The biggest business mistake I ever made

What’s the worst mistake you’ve made (so far) with the empire and how did you fix it, prevent it in the future, learn from it?

This is going to be an incredibly unpopular answer, but my biggest mistake was starting the Offbeat Bride Tribe.

I started it on a whim as a way to test out a platform I was curious about, and I have regretted it ever since because A) community platforms suck and B) community management is emotionally difficult for me.

Now, let me be clear: the Tribe is a very happy mistake! 20,000 of you love it deeply and passionately, and that love totally outweighs my personal issues with forums. It’s totally worth it because you guys love it. But oh man, it has been really hard for me.

See, forums just are not my scene. I’m a blogger, not a community manager. I get deeply anxious over members fighting (like upset to the point of sweating, my heart racing, and shaking hands), frustrated by duplicate posts, baffled by people posting in the wrong place, and I bang my head over answering the same questions over and over again.

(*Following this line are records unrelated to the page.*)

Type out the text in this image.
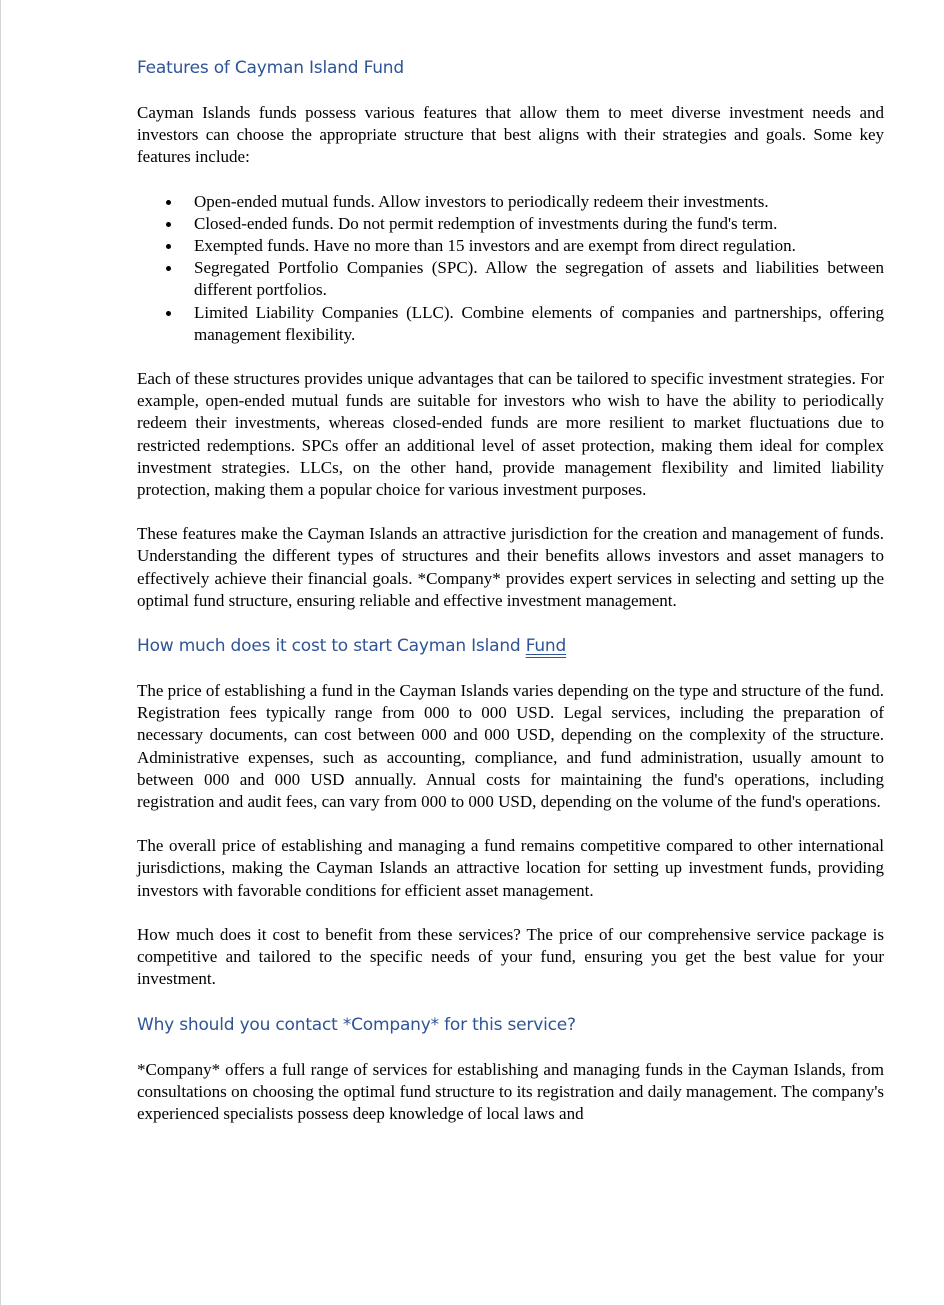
Features of Cayman Island Fund

Cayman Islands funds possess various features that allow them to meet diverse investment needs and investors can choose the appropriate structure that best aligns with their strategies and goals. Some key features include:

Open-ended mutual funds. Allow investors to periodically redeem their investments.
Closed-ended funds. Do not permit redemption of investments during the fund's term.
Exempted funds. Have no more than 15 investors and are exempt from direct regulation.
Segregated Portfolio Companies (SPC). Allow the segregation of assets and liabilities between different portfolios.
Limited Liability Companies (LLC). Combine elements of companies and partnerships, offering management flexibility.

Each of these structures provides unique advantages that can be tailored to specific investment strategies. For example, open-ended mutual funds are suitable for investors who wish to have the ability to periodically redeem their investments, whereas closed-ended funds are more resilient to market fluctuations due to restricted redemptions. SPCs offer an additional level of asset protection, making them ideal for complex investment strategies. LLCs, on the other hand, provide management flexibility and limited liability protection, making them a popular choice for various investment purposes.

These features make the Cayman Islands an attractive jurisdiction for the creation and management of funds. Understanding the different types of structures and their benefits allows investors and asset managers to effectively achieve their financial goals. *Company* provides expert services in selecting and setting up the optimal fund structure, ensuring reliable and effective investment management.

How much does it cost to start Cayman Island Fund

The price of establishing a fund in the Cayman Islands varies depending on the type and structure of the fund. Registration fees typically range from 000 to 000 USD. Legal services, including the preparation of necessary documents, can cost between 000 and 000 USD, depending on the complexity of the structure. Administrative expenses, such as accounting, compliance, and fund administration, usually amount to between 000 and 000 USD annually. Annual costs for maintaining the fund's operations, including registration and audit fees, can vary from 000 to 000 USD, depending on the volume of the fund's operations.

The overall price of establishing and managing a fund remains competitive compared to other international jurisdictions, making the Cayman Islands an attractive location for setting up investment funds, providing investors with favorable conditions for efficient asset management.

How much does it cost to benefit from these services? The price of our comprehensive service package is competitive and tailored to the specific needs of your fund, ensuring you get the best value for your investment.

Why should you contact *Company* for this service?

*Company* offers a full range of services for establishing and managing funds in the Cayman Islands, from consultations on choosing the optimal fund structure to its registration and daily management. The company's experienced specialists possess deep knowledge of local laws and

Business-wise, forums eat time and money and don’t have a great business model. I get irrationally emotional over community criticism: it hurts my feelings when frustrated members call me a “micromanager” for making changes to the community, or refer to me as the evil “THEY” (as in “Why did THEY do this!?”).

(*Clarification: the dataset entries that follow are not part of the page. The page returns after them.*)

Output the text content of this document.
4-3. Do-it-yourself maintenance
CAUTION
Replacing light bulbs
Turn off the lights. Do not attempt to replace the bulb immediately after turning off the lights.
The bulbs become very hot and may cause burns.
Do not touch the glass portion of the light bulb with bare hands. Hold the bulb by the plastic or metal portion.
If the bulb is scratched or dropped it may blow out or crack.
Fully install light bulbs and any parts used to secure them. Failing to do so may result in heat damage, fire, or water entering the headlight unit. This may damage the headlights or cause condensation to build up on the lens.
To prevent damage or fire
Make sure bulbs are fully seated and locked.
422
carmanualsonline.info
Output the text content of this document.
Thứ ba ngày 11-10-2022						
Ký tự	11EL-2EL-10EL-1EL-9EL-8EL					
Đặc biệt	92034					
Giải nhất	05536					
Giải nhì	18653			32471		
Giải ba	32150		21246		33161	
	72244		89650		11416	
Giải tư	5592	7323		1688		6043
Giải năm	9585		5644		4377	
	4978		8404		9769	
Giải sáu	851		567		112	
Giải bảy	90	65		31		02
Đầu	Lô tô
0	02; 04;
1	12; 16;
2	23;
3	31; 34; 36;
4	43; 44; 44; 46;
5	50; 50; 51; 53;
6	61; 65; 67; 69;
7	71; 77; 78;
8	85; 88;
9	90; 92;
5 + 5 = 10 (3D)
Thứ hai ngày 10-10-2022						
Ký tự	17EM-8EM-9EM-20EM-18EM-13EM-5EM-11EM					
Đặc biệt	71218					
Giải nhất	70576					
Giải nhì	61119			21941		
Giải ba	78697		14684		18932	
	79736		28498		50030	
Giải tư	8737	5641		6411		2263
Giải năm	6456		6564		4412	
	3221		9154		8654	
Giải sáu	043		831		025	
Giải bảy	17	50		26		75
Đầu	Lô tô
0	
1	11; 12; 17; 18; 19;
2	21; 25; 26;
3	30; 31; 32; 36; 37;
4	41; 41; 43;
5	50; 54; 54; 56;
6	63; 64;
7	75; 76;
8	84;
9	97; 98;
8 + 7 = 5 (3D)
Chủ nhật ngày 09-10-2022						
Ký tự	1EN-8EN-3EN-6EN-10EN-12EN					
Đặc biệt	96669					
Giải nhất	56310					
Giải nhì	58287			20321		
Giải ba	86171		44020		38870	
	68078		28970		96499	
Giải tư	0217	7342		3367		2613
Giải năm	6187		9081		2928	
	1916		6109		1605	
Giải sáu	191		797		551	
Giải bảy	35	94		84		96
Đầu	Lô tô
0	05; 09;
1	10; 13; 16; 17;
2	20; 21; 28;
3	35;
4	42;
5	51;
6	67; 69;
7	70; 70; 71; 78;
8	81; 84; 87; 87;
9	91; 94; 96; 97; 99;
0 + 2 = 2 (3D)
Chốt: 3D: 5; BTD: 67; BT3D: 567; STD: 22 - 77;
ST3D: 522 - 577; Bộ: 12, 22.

To be clear: I totally own these shortcomings. These are not the failings of the Tribe, but my failings as a community manager. My mistake was not recognizing my own limitations.

Nothing on the Empire has been more emotionally difficult for me than dealing with the Tribe. Nothing. It took me almost three years of anxiety to realize that I needed someone else to manage the community, and thank GAWD I have a community manager who agreed to take on the Sisyphean task. My emotional state vastly improved when I finally outsourced the community management to her. I’m too delicate, y’all!

It’s also been an enormous technical challenge. I’ve invested tens of thousands of dollars in development, and sometimes the Tribe still feels like a janky mess. It’s hard, expensive, frustrating, unfulfilling work. It’s worth it because people love it, but oh man.